Continuing my thoughts from my previous post ...

Mark Cuban has a great post on his Blog Maverick weblog. If you haven't made Mark's blog a daily read, you really should. He writes about his team, the Dallas Mavericks, but he also writes about his life, investing, and how he's succeeded in business. In the fourth installment in his "Success and Motivation" series, Mark writes about the making mistakes and the competitive advantages he has realized by consuming as much information as he could:

You never quite know in business if what you are doing is the right or wrong thing. Unfortunately, by the time you know the answer, someone has beat you to it and you are out of business. I used to tell myself that it was ok to make little mistakes, just dont make the big ones. I would continuously search for new ideas. I read every book and magazine I could. Heck, 3 bucks for a magazine, 20 bucks for a book. One good idea that lead to a customer or solution and it paid for itself many times over.
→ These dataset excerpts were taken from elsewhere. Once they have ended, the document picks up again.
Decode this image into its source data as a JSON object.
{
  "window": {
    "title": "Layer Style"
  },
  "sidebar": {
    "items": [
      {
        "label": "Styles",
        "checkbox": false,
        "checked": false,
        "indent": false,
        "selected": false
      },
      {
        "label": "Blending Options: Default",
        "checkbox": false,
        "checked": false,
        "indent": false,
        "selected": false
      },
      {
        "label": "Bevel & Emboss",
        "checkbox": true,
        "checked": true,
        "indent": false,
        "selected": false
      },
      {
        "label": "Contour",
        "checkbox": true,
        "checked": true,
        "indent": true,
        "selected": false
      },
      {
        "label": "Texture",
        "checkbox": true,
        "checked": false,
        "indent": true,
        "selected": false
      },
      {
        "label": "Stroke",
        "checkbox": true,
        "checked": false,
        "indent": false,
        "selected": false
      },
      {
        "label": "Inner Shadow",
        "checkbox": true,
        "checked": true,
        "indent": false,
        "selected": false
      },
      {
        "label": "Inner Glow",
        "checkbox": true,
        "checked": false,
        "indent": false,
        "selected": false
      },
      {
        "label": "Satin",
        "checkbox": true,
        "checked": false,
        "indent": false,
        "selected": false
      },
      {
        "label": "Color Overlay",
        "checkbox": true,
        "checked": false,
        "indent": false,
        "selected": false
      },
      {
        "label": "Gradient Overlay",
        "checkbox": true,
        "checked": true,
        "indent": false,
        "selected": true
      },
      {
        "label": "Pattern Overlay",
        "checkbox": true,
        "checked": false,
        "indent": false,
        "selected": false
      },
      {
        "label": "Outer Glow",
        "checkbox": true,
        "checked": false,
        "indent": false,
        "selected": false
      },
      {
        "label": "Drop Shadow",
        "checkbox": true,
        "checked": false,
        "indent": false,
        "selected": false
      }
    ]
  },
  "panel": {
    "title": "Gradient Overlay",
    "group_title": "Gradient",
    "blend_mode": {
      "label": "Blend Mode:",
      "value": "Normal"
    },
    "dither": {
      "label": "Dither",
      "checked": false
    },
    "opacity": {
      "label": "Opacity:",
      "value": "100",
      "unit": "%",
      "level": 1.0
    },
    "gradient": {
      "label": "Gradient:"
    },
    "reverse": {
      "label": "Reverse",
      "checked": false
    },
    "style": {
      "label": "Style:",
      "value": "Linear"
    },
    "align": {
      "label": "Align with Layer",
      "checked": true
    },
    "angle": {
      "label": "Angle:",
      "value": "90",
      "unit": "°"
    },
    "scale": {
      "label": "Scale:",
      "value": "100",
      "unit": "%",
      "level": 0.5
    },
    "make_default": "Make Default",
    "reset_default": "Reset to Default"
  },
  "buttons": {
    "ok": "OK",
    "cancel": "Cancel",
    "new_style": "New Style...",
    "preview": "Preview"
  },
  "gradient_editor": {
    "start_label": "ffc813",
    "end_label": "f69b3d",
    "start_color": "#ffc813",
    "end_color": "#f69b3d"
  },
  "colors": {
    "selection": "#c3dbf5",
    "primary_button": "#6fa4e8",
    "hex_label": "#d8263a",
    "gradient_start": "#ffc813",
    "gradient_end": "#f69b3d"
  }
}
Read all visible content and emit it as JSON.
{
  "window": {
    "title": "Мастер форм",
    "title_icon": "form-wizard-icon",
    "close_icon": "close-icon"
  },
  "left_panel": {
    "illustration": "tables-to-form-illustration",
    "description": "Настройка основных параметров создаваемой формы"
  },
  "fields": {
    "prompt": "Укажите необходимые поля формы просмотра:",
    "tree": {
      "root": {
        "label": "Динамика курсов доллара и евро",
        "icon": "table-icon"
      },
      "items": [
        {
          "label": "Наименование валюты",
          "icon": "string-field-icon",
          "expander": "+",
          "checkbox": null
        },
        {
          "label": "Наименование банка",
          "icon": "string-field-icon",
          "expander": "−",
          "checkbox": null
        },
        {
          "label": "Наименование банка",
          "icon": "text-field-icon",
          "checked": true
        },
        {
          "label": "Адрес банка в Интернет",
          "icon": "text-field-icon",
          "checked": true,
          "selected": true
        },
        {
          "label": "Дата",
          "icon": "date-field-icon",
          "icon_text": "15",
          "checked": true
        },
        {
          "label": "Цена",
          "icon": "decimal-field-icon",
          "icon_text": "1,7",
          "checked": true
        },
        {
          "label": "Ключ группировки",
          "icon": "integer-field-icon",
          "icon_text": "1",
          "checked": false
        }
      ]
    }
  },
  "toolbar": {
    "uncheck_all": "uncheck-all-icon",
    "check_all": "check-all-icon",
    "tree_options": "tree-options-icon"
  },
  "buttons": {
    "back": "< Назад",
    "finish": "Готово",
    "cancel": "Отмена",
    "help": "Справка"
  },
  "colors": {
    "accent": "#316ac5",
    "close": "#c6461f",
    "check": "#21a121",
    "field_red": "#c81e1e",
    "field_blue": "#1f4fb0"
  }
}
Some of the ideas i read were good, some not. In doing all the reading I learned a valuable lesson.

Everything I read was public. Anyone could buy the same books and magazines. The same information was available to anyone who wanted it. Turns out most people didnt want it.

I remember going into customers or talking to people in the industry and tossing out tidbits about software or hardware. Features that worked , bugs in the sofware. All things I had read. I expected the ongoing response of “oh yeah, i read that too in such and such”. Thats not what happened. They hadnt read it then, and they havent started reading yet.

I think this stuff happens to blog readers all the time -- I know it does to me. We are exposed to an exponentially greater amount of information distilled from the blogs we read and the writers who write them then the average person. As a consequence, I think blog readers have a lot more ideas.

My question is what is the best way to manage this tremendous amount of great stuff? It doesn't seem like a problem of managing knowledge, but rather ideas. For me, ideas are the hardest thing in the world to manage. Google "Idea Management" and you get 11,700 results. Google "Knowledge Management" and the results top 3,000,000.

For me, one of the ways I manage my ideas is with this blog. Sharing the cool things I come across is just one side benefit to having a great place to store all of the things I find. Another way is by using mind mapping software (pay) (free) However, I need a better way to keep track of my daily ideas.